Out of sight, out of mind
Clean water and a way to eliminate waste. These are crucial to our survival and modern standard of living. Yet we don’t think much about it. That is because the infrastructure behind it
is often out of sight, out of mind, at least unless there is a problem.
And we get it, it isn’t flashy to think about running water and what goes down the toilet. But we’d like to invite you to do that for just a moment. Because the fact is that our modern sewage system, well it isn’t all that modern.
The outline of the problem
The basic structure of our modern sewage system comes from the Victorians. Specifically, it comes from a man named Sir Joseph Bazalgette. Before Bazalgette’s day, London’s sewage flowed directly into the Thames River. This was also the city’s drinking water, so you don’t need to be an expert to see the problem. The pollution caused numerous health outbreaks, so Sir Bazalgette developed a state-of-the-art sewage system. Well, state-of-the-art as of 1865.
If a system that old concerns you, we should point out that you only need to worry about it when it rains, and that never happens in the UK, right?
But let’s back up a moment. When the system was designed and when construction began, it was intended to handle the waste of about 2.5 million people. When it was completed it handled 4 million people. Today that number has doubled.

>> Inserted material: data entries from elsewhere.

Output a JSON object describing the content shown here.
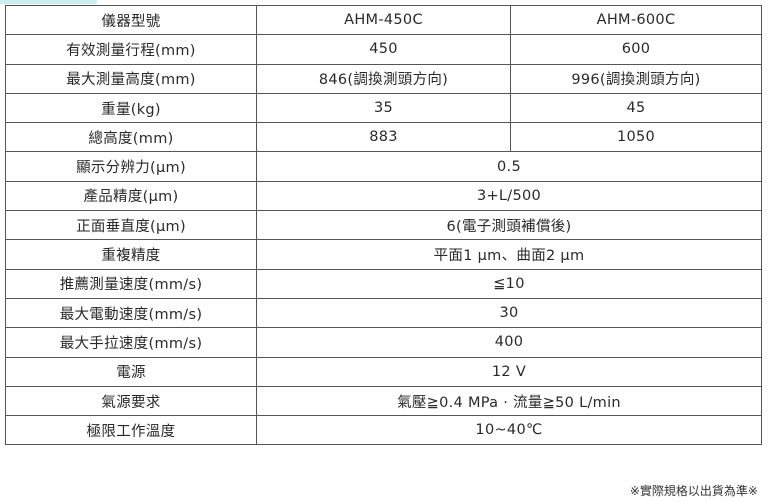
{
  "accent_color": "#cdeeee",
  "header": {
    "label": "儀器型號",
    "models": [
      "AHM-450C",
      "AHM-600C"
    ]
  },
  "split_rows": [
    {
      "label": "有效測量行程(mm)",
      "values": [
        "450",
        "600"
      ]
    },
    {
      "label": "最大測量高度(mm)",
      "values": [
        "846(調換測頭方向)",
        "996(調換測頭方向)"
      ]
    },
    {
      "label": "重量(kg)",
      "values": [
        "35",
        "45"
      ]
    },
    {
      "label": "總高度(mm)",
      "values": [
        "883",
        "1050"
      ]
    }
  ],
  "shared_rows": [
    {
      "label": "顯示分辨力(µm)",
      "value": "0.5"
    },
    {
      "label": "產品精度(µm)",
      "value": "3+L/500"
    },
    {
      "label": "正面垂直度(µm)",
      "value": "6(電子測頭補償後)"
    },
    {
      "label": "重複精度",
      "value": "平面1 µm、曲面2 µm"
    },
    {
      "label": "推薦測量速度(mm/s)",
      "value": "≦10"
    },
    {
      "label": "最大電動速度(mm/s)",
      "value": "30"
    },
    {
      "label": "最大手拉速度(mm/s)",
      "value": "400"
    },
    {
      "label": "電源",
      "value": "12 V"
    },
    {
      "label": "氣源要求",
      "value": "氣壓≧0.4 MPa · 流量≧50 L/min"
    },
    {
      "label": "極限工作溫度",
      "value": "10~40℃"
    }
  ],
  "footnote": "※實際規格以出貨為準※"
}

What this means is that the base flow, how it operates under normal conditions, is already elevated. Add to that a lot more rainwater than was ever expected, courtesy of all of our paved, non-porous surfaces, and you have a recipe for a Combined Sewer Overflow or CSO. Essentially, a CSO is exactly what it sounds like. Think of a sink that is draining at the same rate as water is coming in. Then crank up the faucet. That is increased base flow. Then dump a bucket of water in. That is a heavy rain event. And for our outdated sewer system, the result is sewage flowing back into the environment.
Solutions
So what are those solutions? Developing more green space and storm gardens, natural ground that can soak up that excessive rainwater. Another solution is already being proposed. The Tideway Tunnel is a proposed “super-sewer.” It would intersect our existing system at locations that frequently cause CSOs and it would be the biggest leap forward in our sewer system since, well since Bazalgette.
Ultimately, the CSO problem was slow to develop and so a solution isn’t going to happen overnight. But if we start to think about it now, and start to plan for our growing needs, maybe that solution will be here sooner than we think. And our game-changing monitors can be there, in the pipes and in the streams, in the rivers and in the estuaries, to provide the real-time data that we need for those solutions.